In Wien werden mit 1. Juni 2002 die Tarife der Wiener Linien erhöht. Als Rechtfertigung dafür diente ein betriebswirtschaftliches Gutachten einer großen Steuerberatungskanzlei. Das Gutachten wurde den Gemeinderäten nicht zur Einsicht übergeben - die Begründung lautete: Wahrung des Geschäftsgeheimnisses!

Die Rolle der Gewerkschaft

Es fehlt ein Gegenmodell zum "neoliberalen Umbau" auf kommunaler Ebene. Viele Personalvertretungen sind den aktuellen Herausforderungen der Politik nicht gewachsen. Es fehlt ein "gemeinwirtschaftlich orientiertes Netzwerk", das konkrete Alternativen zur stattfindenden neoliberalen Wende entwickelt. Alternative Wege wären möglich (siehe auch meinen Artikel in "die Arbeit" 12/01).
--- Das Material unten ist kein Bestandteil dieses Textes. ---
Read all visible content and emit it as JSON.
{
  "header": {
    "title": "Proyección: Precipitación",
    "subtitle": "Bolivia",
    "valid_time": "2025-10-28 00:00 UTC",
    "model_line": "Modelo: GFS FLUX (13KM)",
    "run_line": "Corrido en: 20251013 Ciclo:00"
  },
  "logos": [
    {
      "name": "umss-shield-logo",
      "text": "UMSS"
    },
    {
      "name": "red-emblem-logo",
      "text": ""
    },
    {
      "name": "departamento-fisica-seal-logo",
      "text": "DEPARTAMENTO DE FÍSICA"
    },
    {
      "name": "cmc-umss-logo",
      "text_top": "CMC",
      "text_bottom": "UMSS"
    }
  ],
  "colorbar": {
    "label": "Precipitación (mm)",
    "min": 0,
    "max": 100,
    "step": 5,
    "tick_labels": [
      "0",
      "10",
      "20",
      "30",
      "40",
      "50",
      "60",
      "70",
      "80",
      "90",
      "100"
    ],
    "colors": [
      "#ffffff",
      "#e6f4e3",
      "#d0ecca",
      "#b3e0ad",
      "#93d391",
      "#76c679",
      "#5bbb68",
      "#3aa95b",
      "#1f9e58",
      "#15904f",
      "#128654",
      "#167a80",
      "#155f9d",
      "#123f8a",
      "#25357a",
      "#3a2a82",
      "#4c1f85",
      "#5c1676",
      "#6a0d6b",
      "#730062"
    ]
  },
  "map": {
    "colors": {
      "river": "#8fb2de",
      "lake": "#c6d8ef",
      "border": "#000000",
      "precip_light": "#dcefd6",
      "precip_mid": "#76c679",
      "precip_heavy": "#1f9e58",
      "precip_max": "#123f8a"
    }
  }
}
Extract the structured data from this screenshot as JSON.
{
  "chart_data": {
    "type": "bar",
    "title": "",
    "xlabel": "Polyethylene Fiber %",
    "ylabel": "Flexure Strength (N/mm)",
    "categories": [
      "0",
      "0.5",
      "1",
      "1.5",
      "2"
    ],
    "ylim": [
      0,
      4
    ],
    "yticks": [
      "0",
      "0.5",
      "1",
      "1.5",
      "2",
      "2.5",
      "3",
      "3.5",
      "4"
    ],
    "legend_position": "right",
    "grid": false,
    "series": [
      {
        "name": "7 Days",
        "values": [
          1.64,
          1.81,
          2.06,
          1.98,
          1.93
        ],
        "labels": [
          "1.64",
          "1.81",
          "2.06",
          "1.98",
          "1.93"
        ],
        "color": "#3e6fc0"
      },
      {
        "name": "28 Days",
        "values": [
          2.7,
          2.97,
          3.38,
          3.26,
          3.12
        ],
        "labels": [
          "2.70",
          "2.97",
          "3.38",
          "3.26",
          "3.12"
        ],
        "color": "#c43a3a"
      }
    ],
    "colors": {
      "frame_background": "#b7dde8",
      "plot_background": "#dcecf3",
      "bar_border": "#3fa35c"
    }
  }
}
Und die Zeit drängt, denn viele Entscheidungen, die in der Gegenwart getroffen werden, sind in der Zukunft nicht mehr rückgängig zu machen (Man kann aus rohen Eiern eine Eierspeise machen, aber aus einer Eierspeise nie mehr rohe Eier!).

Kommunale Dienstleistungen sind wesentlich für Emanzipation, Integration und Partizipation. Das Angebot von kommunalen Dienstleistungen (z.B. Kinderbetreuung, Pflegeleistungen, etc.) entscheidet darüber, wie weit gesellschaftliche Gruppen am wirtschaftlichen, politischen und kulturellen Leben in einer Gemeinde teilhaben können. Es gibt somit ein Interesse der GemeindebewohnerInnen an guten kommunalen Dienstleistungen und ein Interesse der Gemeindebediensteten an sinnvollen Aufgabenbereichen und guten Arbeitsbedingungen.

Es ist daher im Interesse aller, den GLB bei den Personalvertretungswahlen entsprechend zu unterstützen bzw. dort wo es keine Kandidatur des GLB gibt andere fortschrittliche Kandidaturen zu unterstützen, die sich dem neoliberalen Umbau der Gemeinden entgegenstellen wollen.